Mike Schiller of PopMatters said that "Right down to its utterly garish cover, Blackout is utterly disposable and ultimately forgettable."

Melissa Maerz from Rolling Stone explained that Blackout "is the first time in her career that she's voiced any real thoughts about her life" and that "she's gonna crank the best pop booty jams until a social worker cuts off her supply of hits."

Rob Sheffield of the same magazine described Blackout as "one of the most influential albums in modern pop".[93] Slant Magazine writer Sal Cinquemani compared the album unfavorably to In the Zone, saying that although Blackout "scores well, and its hotness quotient is remarkably high, [it] isn't much of a step forward for Britney following 2003's surprisingly strong In the Zone, for which she received a writing credit on a majority of the songs (as opposed to a scant three here)."

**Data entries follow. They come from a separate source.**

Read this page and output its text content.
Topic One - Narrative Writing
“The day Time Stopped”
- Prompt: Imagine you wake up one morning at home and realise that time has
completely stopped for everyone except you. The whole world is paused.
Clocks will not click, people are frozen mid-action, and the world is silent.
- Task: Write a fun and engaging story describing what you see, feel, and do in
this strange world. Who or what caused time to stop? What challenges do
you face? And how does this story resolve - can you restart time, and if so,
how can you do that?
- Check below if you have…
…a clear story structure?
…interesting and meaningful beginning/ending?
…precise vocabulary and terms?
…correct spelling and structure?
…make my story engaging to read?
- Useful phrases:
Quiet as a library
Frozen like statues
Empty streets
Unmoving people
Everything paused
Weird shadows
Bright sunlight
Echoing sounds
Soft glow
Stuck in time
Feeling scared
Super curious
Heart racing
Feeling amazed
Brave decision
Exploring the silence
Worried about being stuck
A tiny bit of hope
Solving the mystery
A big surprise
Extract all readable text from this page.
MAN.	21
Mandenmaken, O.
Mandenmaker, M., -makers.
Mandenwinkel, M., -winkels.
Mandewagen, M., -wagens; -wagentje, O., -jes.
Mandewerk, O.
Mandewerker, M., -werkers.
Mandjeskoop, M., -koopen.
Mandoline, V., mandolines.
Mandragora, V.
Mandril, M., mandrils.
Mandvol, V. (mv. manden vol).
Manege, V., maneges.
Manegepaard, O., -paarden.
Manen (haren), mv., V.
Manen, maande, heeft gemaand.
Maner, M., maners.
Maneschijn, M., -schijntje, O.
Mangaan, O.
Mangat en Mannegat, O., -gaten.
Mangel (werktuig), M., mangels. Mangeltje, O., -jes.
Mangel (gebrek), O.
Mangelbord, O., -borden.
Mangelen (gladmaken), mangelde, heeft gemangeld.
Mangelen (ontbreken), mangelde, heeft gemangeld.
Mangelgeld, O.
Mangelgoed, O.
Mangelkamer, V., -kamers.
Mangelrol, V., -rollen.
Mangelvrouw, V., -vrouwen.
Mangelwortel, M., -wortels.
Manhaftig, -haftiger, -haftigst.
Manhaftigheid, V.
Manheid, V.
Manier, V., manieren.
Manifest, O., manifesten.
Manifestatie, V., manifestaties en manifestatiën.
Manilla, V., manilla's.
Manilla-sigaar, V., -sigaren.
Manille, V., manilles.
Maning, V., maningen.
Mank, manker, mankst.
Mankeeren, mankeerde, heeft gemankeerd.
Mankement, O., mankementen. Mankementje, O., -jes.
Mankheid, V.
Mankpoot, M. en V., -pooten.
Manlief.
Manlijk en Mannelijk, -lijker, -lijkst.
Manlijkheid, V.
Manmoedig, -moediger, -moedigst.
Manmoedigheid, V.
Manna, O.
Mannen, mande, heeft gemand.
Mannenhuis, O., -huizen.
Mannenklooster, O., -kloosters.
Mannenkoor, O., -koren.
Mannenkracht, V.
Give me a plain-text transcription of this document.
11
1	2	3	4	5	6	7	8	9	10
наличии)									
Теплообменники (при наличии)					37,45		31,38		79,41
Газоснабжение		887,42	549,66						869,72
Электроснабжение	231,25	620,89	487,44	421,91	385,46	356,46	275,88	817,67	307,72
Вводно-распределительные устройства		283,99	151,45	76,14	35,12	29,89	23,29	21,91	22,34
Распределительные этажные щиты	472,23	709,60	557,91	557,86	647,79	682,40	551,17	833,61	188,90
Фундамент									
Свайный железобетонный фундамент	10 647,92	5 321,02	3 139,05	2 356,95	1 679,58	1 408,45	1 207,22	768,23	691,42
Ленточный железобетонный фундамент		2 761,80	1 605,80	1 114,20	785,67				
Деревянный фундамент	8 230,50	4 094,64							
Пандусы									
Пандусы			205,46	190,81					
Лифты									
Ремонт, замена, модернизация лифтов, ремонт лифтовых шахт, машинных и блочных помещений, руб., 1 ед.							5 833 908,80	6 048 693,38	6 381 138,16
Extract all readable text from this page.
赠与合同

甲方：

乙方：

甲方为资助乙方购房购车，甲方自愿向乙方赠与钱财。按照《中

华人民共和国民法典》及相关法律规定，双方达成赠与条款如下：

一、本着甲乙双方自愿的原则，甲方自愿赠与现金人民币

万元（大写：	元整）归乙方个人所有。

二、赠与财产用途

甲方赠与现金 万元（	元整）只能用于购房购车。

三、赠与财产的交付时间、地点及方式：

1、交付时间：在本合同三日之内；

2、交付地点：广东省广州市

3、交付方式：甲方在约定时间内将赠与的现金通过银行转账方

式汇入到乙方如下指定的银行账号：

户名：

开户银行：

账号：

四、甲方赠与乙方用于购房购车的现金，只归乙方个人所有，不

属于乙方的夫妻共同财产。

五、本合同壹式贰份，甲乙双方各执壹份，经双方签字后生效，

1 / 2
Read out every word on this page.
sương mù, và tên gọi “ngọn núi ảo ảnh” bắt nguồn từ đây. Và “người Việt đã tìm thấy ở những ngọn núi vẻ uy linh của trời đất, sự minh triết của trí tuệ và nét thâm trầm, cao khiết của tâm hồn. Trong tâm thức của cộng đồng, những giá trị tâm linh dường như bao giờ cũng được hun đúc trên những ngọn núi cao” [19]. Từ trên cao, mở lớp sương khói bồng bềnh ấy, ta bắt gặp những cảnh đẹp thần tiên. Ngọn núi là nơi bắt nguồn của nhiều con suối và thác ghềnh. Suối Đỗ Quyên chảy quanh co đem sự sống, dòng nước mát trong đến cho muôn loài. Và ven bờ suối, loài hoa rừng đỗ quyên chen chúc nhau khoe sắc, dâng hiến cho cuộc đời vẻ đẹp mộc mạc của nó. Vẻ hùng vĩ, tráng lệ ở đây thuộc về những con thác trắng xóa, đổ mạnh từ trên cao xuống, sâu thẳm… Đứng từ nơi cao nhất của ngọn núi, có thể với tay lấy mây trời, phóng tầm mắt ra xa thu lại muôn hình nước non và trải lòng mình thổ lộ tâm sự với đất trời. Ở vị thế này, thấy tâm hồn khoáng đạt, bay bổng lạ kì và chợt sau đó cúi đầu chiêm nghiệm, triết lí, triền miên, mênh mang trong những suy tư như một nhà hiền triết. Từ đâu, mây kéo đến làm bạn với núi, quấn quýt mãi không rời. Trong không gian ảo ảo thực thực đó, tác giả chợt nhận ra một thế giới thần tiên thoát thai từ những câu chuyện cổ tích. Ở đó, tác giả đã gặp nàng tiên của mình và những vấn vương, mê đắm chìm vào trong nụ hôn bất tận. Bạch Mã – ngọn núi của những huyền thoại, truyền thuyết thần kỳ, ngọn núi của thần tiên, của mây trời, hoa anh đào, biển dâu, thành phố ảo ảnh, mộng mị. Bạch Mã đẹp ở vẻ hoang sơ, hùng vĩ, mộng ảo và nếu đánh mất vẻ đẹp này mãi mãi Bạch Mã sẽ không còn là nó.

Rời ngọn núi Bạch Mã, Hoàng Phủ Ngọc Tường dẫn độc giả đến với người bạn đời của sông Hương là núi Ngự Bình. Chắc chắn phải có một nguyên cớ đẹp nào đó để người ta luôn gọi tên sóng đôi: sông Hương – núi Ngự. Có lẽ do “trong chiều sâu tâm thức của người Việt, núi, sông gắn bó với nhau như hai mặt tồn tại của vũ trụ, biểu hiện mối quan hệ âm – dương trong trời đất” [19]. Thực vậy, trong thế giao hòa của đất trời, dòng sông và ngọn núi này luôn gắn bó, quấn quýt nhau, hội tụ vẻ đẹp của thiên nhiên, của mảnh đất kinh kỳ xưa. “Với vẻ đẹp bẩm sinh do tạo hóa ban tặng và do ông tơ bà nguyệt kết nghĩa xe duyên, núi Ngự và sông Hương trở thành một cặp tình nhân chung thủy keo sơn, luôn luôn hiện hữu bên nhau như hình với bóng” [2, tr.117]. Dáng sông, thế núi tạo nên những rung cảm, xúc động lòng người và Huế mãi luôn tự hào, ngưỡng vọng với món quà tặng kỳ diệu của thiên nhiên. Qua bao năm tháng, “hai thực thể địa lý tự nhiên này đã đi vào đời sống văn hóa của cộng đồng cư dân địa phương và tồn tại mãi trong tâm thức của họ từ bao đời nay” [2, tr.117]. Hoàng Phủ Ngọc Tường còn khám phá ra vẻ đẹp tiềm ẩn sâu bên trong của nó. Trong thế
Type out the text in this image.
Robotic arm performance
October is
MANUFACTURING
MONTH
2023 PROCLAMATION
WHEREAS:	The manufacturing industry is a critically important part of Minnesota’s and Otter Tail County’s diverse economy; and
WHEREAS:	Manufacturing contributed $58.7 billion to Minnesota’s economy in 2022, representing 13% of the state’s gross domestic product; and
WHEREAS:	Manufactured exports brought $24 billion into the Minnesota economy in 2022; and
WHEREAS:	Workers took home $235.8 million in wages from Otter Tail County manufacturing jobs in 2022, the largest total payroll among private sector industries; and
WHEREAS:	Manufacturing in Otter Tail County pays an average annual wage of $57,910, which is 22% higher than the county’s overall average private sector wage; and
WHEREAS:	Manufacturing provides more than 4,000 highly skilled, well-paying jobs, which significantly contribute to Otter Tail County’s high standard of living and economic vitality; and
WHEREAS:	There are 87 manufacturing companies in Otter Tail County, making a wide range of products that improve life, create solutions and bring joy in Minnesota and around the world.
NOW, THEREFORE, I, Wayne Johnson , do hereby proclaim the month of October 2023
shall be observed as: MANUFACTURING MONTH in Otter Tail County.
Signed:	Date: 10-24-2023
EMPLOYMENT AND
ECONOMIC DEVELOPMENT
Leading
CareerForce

Andy Battaglia of The A.V. Club said Blackout "counts both as a significant event and as a disquieting aberration that couldn't be more mysteriously manufactured or bizarrely ill-timed" in which "every song counts as markedly progressive and strange."

Alexis Petridis from The Guardian called it "a bold, exciting album: the question is whether anyone will be able to hear its contents over the deafening roar of tittle-tattle." He elaborated that when faced with a public image in freefall, an artist has two options: making music "that harks back to your golden, pre-tailspin days" to "underlin[e] your complete normality" or "to throw caution to the wind: given your waning fortunes, what's the harm in taking a few musical risks?"

Petridis commented that Spears opted for the latter and the results were "largely fantastic."

Kelefa Sanneh of The New York Times said, "The electronic beats and bass lines are as thick as Ms. Spears's voice is thin, and as the album title suggests, the general mood is bracingly unapologetic."

Sanneh added that said Spears became a spectral presence in her own album, explaining that when compared to her previous records, "[she] cuts a startlingly low profile on Blackout [...] Even when she was being marketed as a clean-cut ex-Mouseketeer, and even when she was touring the country with a microphone that functioned largely as a prop, something about her was intense."

Peter Robinson of The Observer stated that Spears "delivered the best album of her career, raising the bar for modern pop music with an incendiary mix of Timbaland's Shock Value and her own back catalogue."

The Phoenix's Ellee Dean said the album "may be more a tribute to the skills of the A-list producers who guided her through the disc than to any of her own talents. But at least she was smart enough to accept that guidance."

In his consumer guide for MSN Music, critic Robert Christgau gave the album a B+ and said that "From 'Gimme Mores 'It's Britney bitch' hiya to 'Piece of Mes single-of-the-year sonics, from 'Ooh Ooh Babys 'feel you deep inside' to 'Perfect Lovers 'touch me there', this album is pure, juicy, plastic get-naked."